L'accès au crédit demeure vital pour les entreprises. Ce besoin perpétuel pousse d'ailleurs à mener une réflexion permanente sur les nouvelles pratiques répandues dans le monde et, éventuellement, à s'en inspirer afin d'enrichir le dispositif local. Effectivement, l'ouverture sur les pratiques internationales témoigne de l'existence de certaines nouveautés en la matière. Une des plus originales : le financement des entreprises par le biais de la propriété intellectuelle.
La question peut cependant se poser : qu'ont à voir ensemble la finance et la propriété intellectuelle ? La réponse en un seul mot : tout. Pour développer un nouveau produit, pour fabriquer le prototype du prochain gadget à la mode, pour payer les honoraires des spécialistes et les taxes officielles, il faut de l'argent. Ce qui est affligeant, c'est que le titulaire de droits de propriété intellectuelle n'est récompensé que si sa création permet de réaliser une opération rentable, tandis qu'autour de lui, tout les intervenants (banques, professionnels de la propriété intellectuelle, comptables, avocats, agences d'études de marché ou de publicité et offices de brevets et de marques) reçoivent une rémunération, que le projet fondé sur lesdits droits décroche la timbale ou sombre corps et biens. Il semble que c'est justement ce raisonnement qui rapproche les deux disciplines partageant désormais l'idée de risque.
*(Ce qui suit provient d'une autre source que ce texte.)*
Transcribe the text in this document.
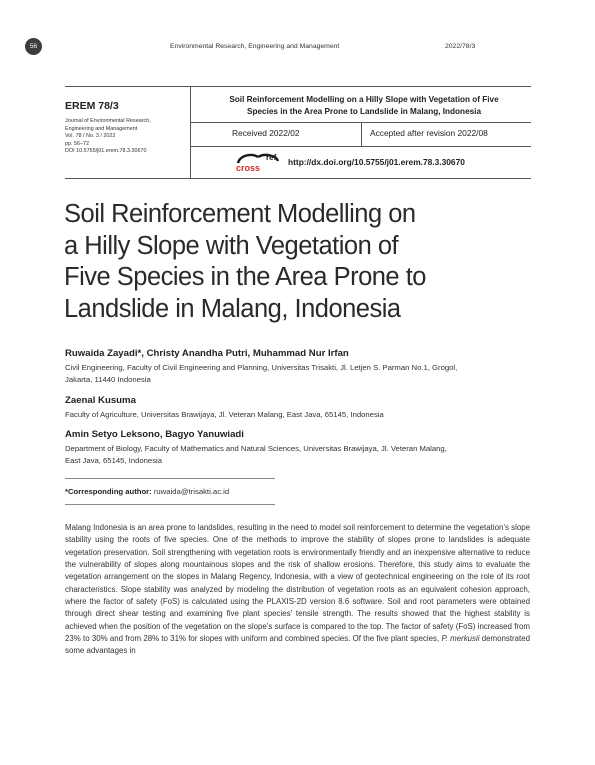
56	Environmental Research, Engineering and Management	2022/78/3
EREM 78/3
Journal of Environmental Research,
Engineering and Management
Vol. 78 / No. 3 / 2022
pp. 56–72
DOI 10.5755/j01.erem.78.3.30670
Soil Reinforcement Modelling on a Hilly Slope with Vegetation of Five
Species in the Area Prone to Landslide in Malang, Indonesia
Received 2022/02	Accepted after revision 2022/08
ref
cross
http://dx.doi.org/10.5755/j01.erem.78.3.30670
Soil Reinforcement Modelling on
a Hilly Slope with Vegetation of
Five Species in the Area Prone to
Landslide in Malang, Indonesia
Ruwaida Zayadi*, Christy Anandha Putri, Muhammad Nur Irfan
Civil Engineering, Faculty of Civil Engineering and Planning, Universitas Trisakti, Jl. Letjen S. Parman No.1, Grogol,
Jakarta, 11440 Indonesia
Zaenal Kusuma
Faculty of Agriculture, Universitas Brawijaya, Jl. Veteran Malang, East Java, 65145, Indonesia
Amin Setyo Leksono, Bagyo Yanuwiadi
Department of Biology, Faculty of Mathematics and Natural Sciences, Universitas Brawijaya, Jl. Veteran Malang,
East Java, 65145, Indonesia
*Corresponding author: ruwaida@trisakti.ac.id
Malang Indonesia is an area prone to landslides, resulting in the need to model soil reinforcement to determine the vegetation’s slope stability using the roots of five species. One of the methods to improve the stability of slopes prone to landslides is adequate vegetation preservation. Soil strengthening with vegetation roots is environmentally friendly and an inexpensive alternative to reduce the vulnerability of slopes along mountainous slopes and the risk of shallow erosions. Therefore, this study aims to evaluate the vegetation arrangement on the slopes in Malang Regency, Indonesia, with a view of geotechnical engineering on the role of its root characteristics. Slope stability was analyzed by modeling the distribution of vegetation roots as an equivalent cohesion approach, where the factor of safety (FoS) is calculated using the PLAXIS-2D version 8.6 software. Soil and root parameters were obtained through direct shear testing and examining five plant species’ tensile strength. The results showed that the highest stability is achieved when the position of the vegetation on the slope’s surface is compared to the top. The factor of safety (FoS) increased from 23% to 30% and from 28% to 31% for slopes with uniform and combined species. Of the five plant species, P. merkusii demonstrated some advantages in
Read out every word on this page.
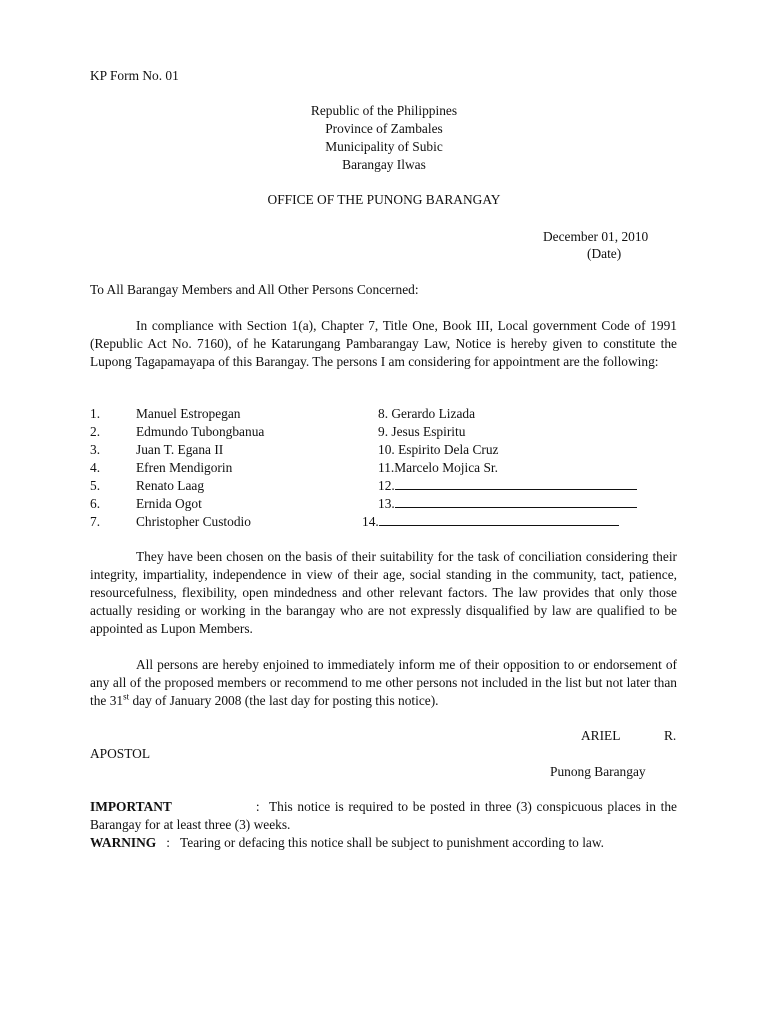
KP Form No. 01
Republic of the Philippines
Province of Zambales
Municipality of Subic
Barangay Ilwas
OFFICE OF THE PUNONG BARANGAY
December 01, 2010
(Date)
To All Barangay Members and All Other Persons Concerned:
In compliance with Section 1(a), Chapter 7, Title One, Book III, Local government Code of 1991 (Republic Act No. 7160), of he Katarungang Pambarangay Law, Notice is hereby given to constitute the Lupong Tagapamayapa of this Barangay. The persons I am considering for appointment are the following:
1.	Manuel Estropegan
2.	Edmundo Tubongbanua
3.	Juan T. Egana II
4.	Efren Mendigorin
5.	Renato Laag
6.	Ernida Ogot
7.	Christopher Custodio
8. Gerardo Lizada
9. Jesus Espiritu
10. Espirito Dela Cruz
11.Marcelo Mojica Sr.
12.
13.
14.
They have been chosen on the basis of their suitability for the task of conciliation considering their integrity, impartiality, independence in view of their age, social standing in the community, tact, patience, resourcefulness, flexibility, open mindedness and other relevant factors. The law provides that only those actually residing or working in the barangay who are not expressly disqualified by law are qualified to be appointed as Lupon Members.
All persons are hereby enjoined to immediately inform me of their opposition to or endorsement of any all of the proposed members or recommend to me other persons not included in the list but not later than the 31st day of January 2008 (the last day for posting this notice).
ARIEL	R.
APOSTOL
Punong Barangay
IMPORTANT	: This notice is required to be posted in three (3) conspicuous places in the Barangay for at least three (3) weeks.
WARNING : Tearing or defacing this notice shall be subject to punishment according to law.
En effet, le financement basé sur les éléments de la propriété intellectuelle, c'est-à-dire l'utilisation en garantie d'une créance de marques, dessins et modèles, brevets et droits d'auteur ou autres actifs intellectuels, suscite un intérêt croissant dans les milieux concernés. Un nombre grandissant d'entreprises, qu'elles soient des multinationales géantes ou des PME, fait des droits de propriété intellectuelle une source de crédit. En revanche, plusieurs institutions financières n'hésitent plus à réaliser des opérations dans lesquelles ces droits sont donnés en sûreté.

Reste à démontrer l'originalité des nouveaux montages. Car la relation entre la propriété intellectuelle et la finance n'est pas, en fait, tout à fait inédite. En réalité, les outils de financement classiques fondés sur la propriété intellectuelle, tels que les redevances générées par les licences et la vente directe de brevets ou de marques, datent depuis longtemps et sont largement connues. Toutefois, les entreprises ont, depuis peu, trouvé de nouvelles manières pour mobiliser des fonds à l'aide des droits de propriété intellectuelle qu'elles détiennent, dont l'une consiste à mettre ces droits aux enchères. Plusieurs fois par année, des maisons spécialisées dans ce domaine organisent des encans d'actifs incorporels à la criée et en ligne, offrant ainsi aux titulaires de droits une possibilité d'accès rapide à des liquidités et créant pour les acheteurs potentiels d'actifs immatériels un marché jusqu'alors inexistant. Dans cette même logique, nombreuses plates-formes d'échange de droits de propriété intellectuelle en ligne sont déjà actives.

Une autre manière de mettre à profit la valeur d'un actif de propriété intellectuelle est de l'utiliser comme garantie. Bien que les biens donnés en sûreté soient normalement des actifs corporels tels que des biens immobiliers, des équipements ou des stocks, l'apport de droits de propriété intellectuelle en garantie d'un prêt peut contribuer à augmenter le montant de celui-ci. Lorsque l'emprunteur engage ses brevets, ses marques ou ses oeuvres protégées par le droit d'auteur, la valeur des biens donnés en garantie croît, et avec elle, les chances d'obtenir le montant recherché.

Certaines banques utilisent aussi les actifs de propriété intellectuelle comme instrument de renforcement du crédit. Devant le nombre croissant d'opérations de financement qui sont ainsi appuyées par des droits de propriété intellectuelle et l'augmentation des sommes liées à la concession de licences de propriété intellectuelle, Wall Street et les marchés financiers du monde entier commençaient à manifester de l'intérêt.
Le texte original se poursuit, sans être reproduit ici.